Intel oneAPI Toolkits help developers create, analyze, and optimize high-performance cross-architectural applications for a variety of XPUs: Intel processors, GPUs, and FPGAs.

These toolkits include the cross-architectural programming language oneAPI Data Parallel C++ (DPC++) and more than 40 software products: compilers, libraries, and migration, analysis, and debugging tools that simplify the development of data processing applications.

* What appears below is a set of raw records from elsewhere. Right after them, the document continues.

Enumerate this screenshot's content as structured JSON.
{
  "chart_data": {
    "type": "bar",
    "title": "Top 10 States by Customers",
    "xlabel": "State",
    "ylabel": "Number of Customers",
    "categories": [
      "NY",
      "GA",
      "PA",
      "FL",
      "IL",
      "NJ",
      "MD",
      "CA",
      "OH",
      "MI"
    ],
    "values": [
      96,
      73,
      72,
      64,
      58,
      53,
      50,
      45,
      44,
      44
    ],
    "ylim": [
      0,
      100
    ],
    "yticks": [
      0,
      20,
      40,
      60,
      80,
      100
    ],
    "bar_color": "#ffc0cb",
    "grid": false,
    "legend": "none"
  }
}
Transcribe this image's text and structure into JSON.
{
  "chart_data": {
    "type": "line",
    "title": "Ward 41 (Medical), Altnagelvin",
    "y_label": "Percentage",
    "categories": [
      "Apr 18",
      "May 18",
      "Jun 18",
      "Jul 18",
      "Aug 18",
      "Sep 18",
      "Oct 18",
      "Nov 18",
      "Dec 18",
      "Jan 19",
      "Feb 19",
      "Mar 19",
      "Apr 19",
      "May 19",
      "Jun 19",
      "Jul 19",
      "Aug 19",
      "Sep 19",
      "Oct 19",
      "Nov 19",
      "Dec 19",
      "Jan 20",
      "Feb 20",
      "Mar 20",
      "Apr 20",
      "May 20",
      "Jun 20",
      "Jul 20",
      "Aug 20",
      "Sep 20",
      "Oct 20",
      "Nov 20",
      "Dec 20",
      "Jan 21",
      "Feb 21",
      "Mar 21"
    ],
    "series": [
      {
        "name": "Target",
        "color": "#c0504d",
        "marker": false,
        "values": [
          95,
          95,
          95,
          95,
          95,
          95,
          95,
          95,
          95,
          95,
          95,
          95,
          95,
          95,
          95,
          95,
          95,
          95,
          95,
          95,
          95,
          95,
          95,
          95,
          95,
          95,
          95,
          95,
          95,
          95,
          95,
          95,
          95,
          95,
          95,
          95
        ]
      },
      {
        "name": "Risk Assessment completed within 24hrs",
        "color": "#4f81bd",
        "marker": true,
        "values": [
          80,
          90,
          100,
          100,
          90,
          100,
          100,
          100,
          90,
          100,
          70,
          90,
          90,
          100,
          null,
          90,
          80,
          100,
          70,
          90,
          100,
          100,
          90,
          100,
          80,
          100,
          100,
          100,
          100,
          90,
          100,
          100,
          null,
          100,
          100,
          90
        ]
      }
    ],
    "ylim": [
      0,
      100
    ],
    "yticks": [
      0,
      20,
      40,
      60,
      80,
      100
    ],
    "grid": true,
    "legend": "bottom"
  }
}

One of the key elements of the ML Space cloud platform, the Environments module, will receive the following Intel oneAPI toolkits:

  • Intel oneAPI Base Toolkit - the main set of tools and libraries for the development of high-performance, cross-architectural applications;
  • Intel oneAPI AI Analytics Toolkit provides data professionals, artificial intelligence developers and researchers with familiar and convenient tools to speed up data processing and analysis on the CPU and GPU of Intel architecture;
  • The Intel oneAPI HPC Toolkit enables you to build and optimize high-performance applications based on Fortran, OpenMP, and MPI that can scale to the latest Intel-based systems and clusters. In combination with the main (Base) set of tools, it contains all the necessary tools for developing high-performance applications for solving scientific or engineering problems on systems with shared or distributed memory;
  • The Intel Distribution of OpenVINO Toolkit helps you optimize, configure, and run complex information with deep learning optimizer and execution and development tools.

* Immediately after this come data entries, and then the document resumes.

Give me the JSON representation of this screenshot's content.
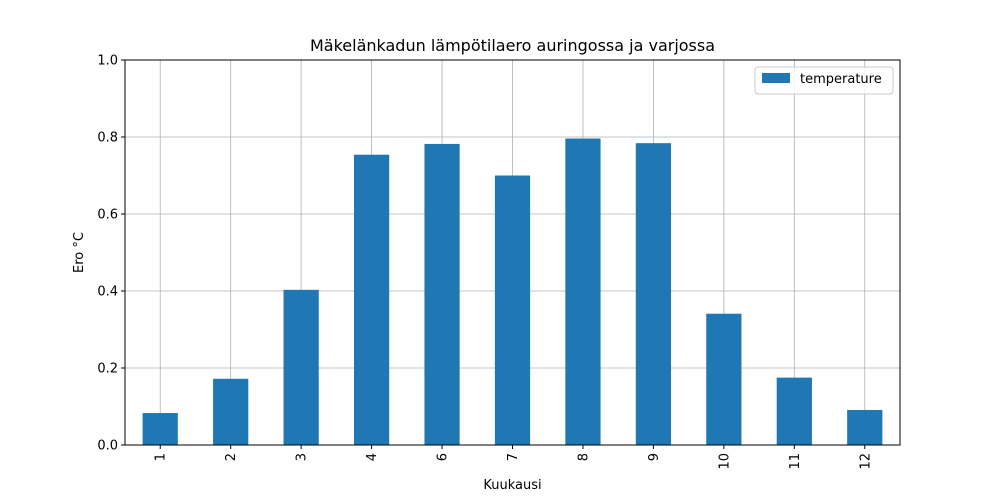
{
  "chart_data": {
    "type": "bar",
    "title": "Mäkelänkadun lämpötilaero auringossa ja varjossa",
    "xlabel": "Kuukausi",
    "ylabel": "Ero °C",
    "categories": [
      "1",
      "2",
      "3",
      "4",
      "6",
      "7",
      "8",
      "9",
      "10",
      "11",
      "12"
    ],
    "series": [
      {
        "name": "temperature",
        "color": "#1f77b4",
        "values": [
          0.083,
          0.172,
          0.403,
          0.754,
          0.782,
          0.7,
          0.796,
          0.784,
          0.341,
          0.175,
          0.091
        ]
      }
    ],
    "ylim": [
      0,
      1.0
    ],
    "yticks": [
      0.0,
      0.2,
      0.4,
      0.6,
      0.8,
      1.0
    ],
    "ytick_labels": [
      "0.0",
      "0.2",
      "0.4",
      "0.6",
      "0.8",
      "1.0"
    ],
    "grid": true,
    "legend_position": "top-right"
  }
}
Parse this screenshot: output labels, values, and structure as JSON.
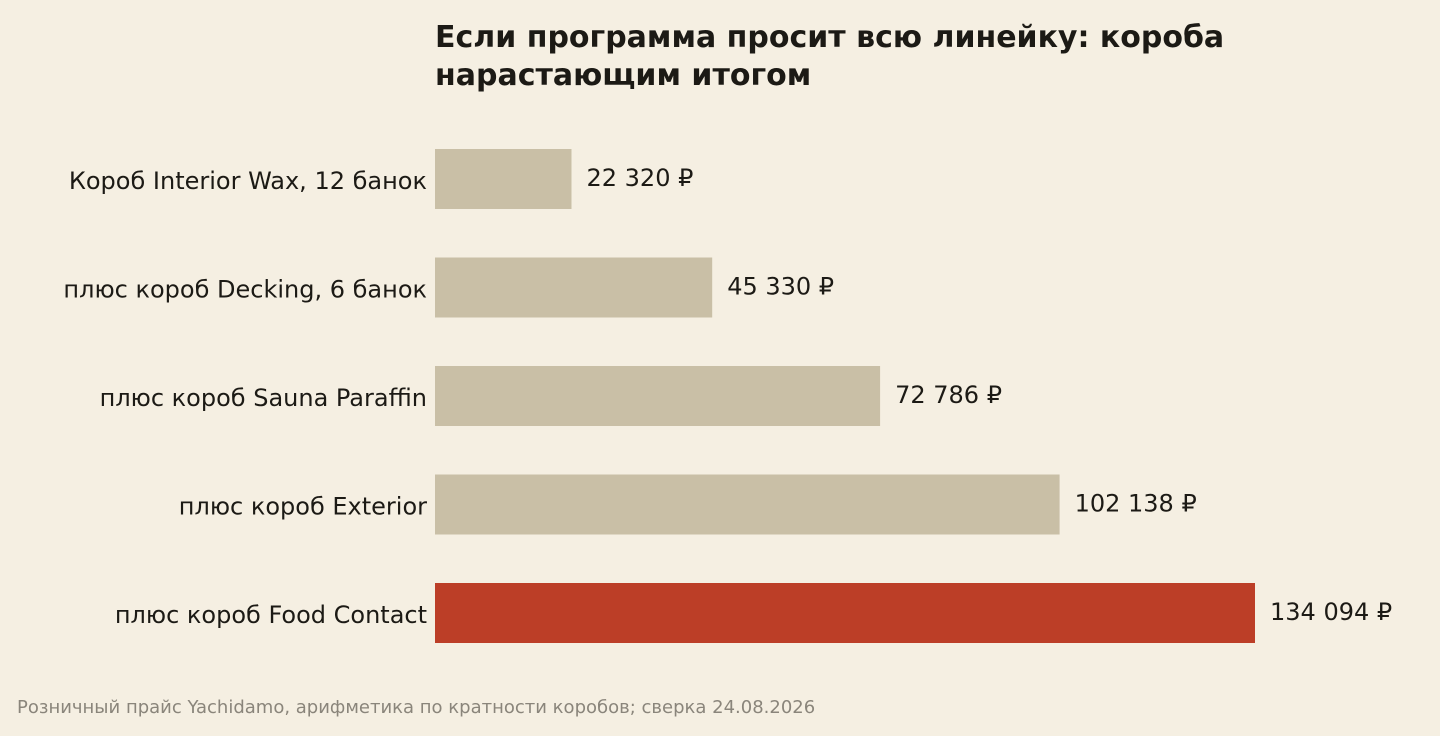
{
  "chart_data": {
    "type": "bar",
    "orientation": "horizontal",
    "title": "Если программа просит всю линейку: короба нарастающим итогом",
    "categories": [
      "Короб Interior Wax, 12 банок",
      "плюс короб Decking, 6 банок",
      "плюс короб Sauna Paraffin",
      "плюс короб Exterior",
      "плюс короб Food Contact"
    ],
    "values": [
      22320,
      45330,
      72786,
      102138,
      134094
    ],
    "value_labels": [
      "22 320 ₽",
      "45 330 ₽",
      "72 786 ₽",
      "102 138 ₽",
      "134 094 ₽"
    ],
    "highlight_index": 4,
    "xlim": [
      0,
      134094
    ],
    "grid": false,
    "xlabel": "",
    "ylabel": ""
  },
  "colors": {
    "background": "#f5efe2",
    "bar": "#c9bfa6",
    "highlight": "#bc3e27",
    "text": "#1c1a15",
    "source_text": "#8a857b"
  },
  "source": "Розничный прайс Yachidamo, арифметика по кратности коробов; сверка 24.08.2026"
}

2020: ML Space platform launch

Sberbank on December 4, 2020 announced that, together with SberCloud, they presented ML Space: a platform for working with artificial intelligence.

This was told by David Rafalovsky, STO Sberbank Group, Executive Vice President, Head of the Technologies Block.

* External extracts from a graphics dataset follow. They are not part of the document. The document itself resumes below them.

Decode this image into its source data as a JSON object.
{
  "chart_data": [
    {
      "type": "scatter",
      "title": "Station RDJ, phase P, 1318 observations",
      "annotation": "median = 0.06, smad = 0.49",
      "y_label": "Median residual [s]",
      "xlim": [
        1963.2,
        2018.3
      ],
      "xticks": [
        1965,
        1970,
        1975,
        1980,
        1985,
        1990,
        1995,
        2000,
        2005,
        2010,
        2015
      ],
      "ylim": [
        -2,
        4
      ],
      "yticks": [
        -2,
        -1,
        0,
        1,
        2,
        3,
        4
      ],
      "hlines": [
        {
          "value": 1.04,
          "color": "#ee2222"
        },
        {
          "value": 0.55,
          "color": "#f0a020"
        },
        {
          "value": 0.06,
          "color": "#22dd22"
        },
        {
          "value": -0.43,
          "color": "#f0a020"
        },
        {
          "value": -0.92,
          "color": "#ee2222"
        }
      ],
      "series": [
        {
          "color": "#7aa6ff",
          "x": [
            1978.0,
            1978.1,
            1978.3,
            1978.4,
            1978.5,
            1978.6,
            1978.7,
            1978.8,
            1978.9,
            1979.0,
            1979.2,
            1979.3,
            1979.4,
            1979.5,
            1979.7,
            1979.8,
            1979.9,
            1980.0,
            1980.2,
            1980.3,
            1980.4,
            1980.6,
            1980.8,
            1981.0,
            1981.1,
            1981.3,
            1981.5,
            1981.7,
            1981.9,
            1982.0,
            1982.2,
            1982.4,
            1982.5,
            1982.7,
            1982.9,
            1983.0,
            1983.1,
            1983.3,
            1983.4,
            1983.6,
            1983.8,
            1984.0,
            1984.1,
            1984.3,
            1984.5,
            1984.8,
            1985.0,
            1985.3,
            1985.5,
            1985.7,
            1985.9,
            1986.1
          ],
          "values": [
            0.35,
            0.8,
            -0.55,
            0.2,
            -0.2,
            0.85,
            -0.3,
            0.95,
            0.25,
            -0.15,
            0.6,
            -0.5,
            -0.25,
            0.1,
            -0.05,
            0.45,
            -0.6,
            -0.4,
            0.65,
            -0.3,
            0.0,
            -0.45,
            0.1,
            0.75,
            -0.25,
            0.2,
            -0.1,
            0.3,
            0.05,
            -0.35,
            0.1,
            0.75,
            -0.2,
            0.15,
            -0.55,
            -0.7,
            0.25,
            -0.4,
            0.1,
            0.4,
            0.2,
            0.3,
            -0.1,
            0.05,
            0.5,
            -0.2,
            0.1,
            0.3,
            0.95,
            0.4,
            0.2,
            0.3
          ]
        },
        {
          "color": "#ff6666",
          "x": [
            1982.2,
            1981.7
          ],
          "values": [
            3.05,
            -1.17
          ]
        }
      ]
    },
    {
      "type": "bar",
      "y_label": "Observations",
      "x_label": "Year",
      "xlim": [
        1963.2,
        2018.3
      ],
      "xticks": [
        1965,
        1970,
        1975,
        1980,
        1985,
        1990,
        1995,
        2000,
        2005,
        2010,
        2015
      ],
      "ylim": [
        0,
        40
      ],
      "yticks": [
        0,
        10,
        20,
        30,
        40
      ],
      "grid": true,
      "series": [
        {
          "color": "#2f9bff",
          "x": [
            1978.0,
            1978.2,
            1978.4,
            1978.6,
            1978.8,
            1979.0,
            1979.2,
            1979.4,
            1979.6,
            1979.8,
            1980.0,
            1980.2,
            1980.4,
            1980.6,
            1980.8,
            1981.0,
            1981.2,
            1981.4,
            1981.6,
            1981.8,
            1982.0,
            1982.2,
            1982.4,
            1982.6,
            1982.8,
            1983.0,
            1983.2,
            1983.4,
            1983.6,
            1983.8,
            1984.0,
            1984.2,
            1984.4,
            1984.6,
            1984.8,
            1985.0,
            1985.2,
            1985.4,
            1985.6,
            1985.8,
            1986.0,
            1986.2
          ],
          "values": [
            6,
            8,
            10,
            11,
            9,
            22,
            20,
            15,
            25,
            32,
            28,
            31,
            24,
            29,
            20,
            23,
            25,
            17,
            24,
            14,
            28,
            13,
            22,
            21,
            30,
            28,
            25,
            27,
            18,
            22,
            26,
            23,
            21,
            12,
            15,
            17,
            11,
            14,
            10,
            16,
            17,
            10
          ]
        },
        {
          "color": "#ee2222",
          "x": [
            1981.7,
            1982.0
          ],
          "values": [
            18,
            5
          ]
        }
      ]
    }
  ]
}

ML Space is a cloud service that allows you to organize distributed training on 1000 + GPU. This feature is provided by Sberbank's own supercomputer, Christofari. The platform is already used by the teams of the company itself, including SberDevices and Speech Technology Center Group. The service will be available from December 12, 2020.

File:Aquote1.png
It should be easy and convenient to implement machine learning in products and services. Any developer, data scientist, company or organization. According to our estimates, in the process of working on AI solutions, only 30% of the time is spent on training models. Everything else is to prepare for it and another routine. We want people to be able to pay 99% of their attention directly to model training. ML Space and ʺKristofariʺ accelerate the creation and launch of ready-made solutions using machine learning by an order of magnitude, and also make artificial intelligence technologies much closer to business. We believe that our platform will lay the foundation for the practical large-scale use of AI in Russia - David Rafalovsky, Sberbank Group, Executive Vice President of Sberbank, Head of the Technologies block.
File:Aquote2.png

ML Space consists of integrated service modules, where each of them solves certain problems. Thanks to Sberbank's open LAMA technology, the ML Space platform allows you to automatically create machine learning models - in a special AutoML module.

The Environments module starts the process of training neural networks and monitors the loading of resources (CPU, GPU, RAM). Data Catalog allows you to collect and manage data and machine learning models in multi-user mode for distributed commands. The AutoDeploy module provides automatic, in a few clicks, deployment of ready-made models to the high-performance power of SberCloud. Thanks to this, trained AI models can be incredibly quickly implemented into production and business processes. In addition, the platform users will have access to a data markup service - TagMe.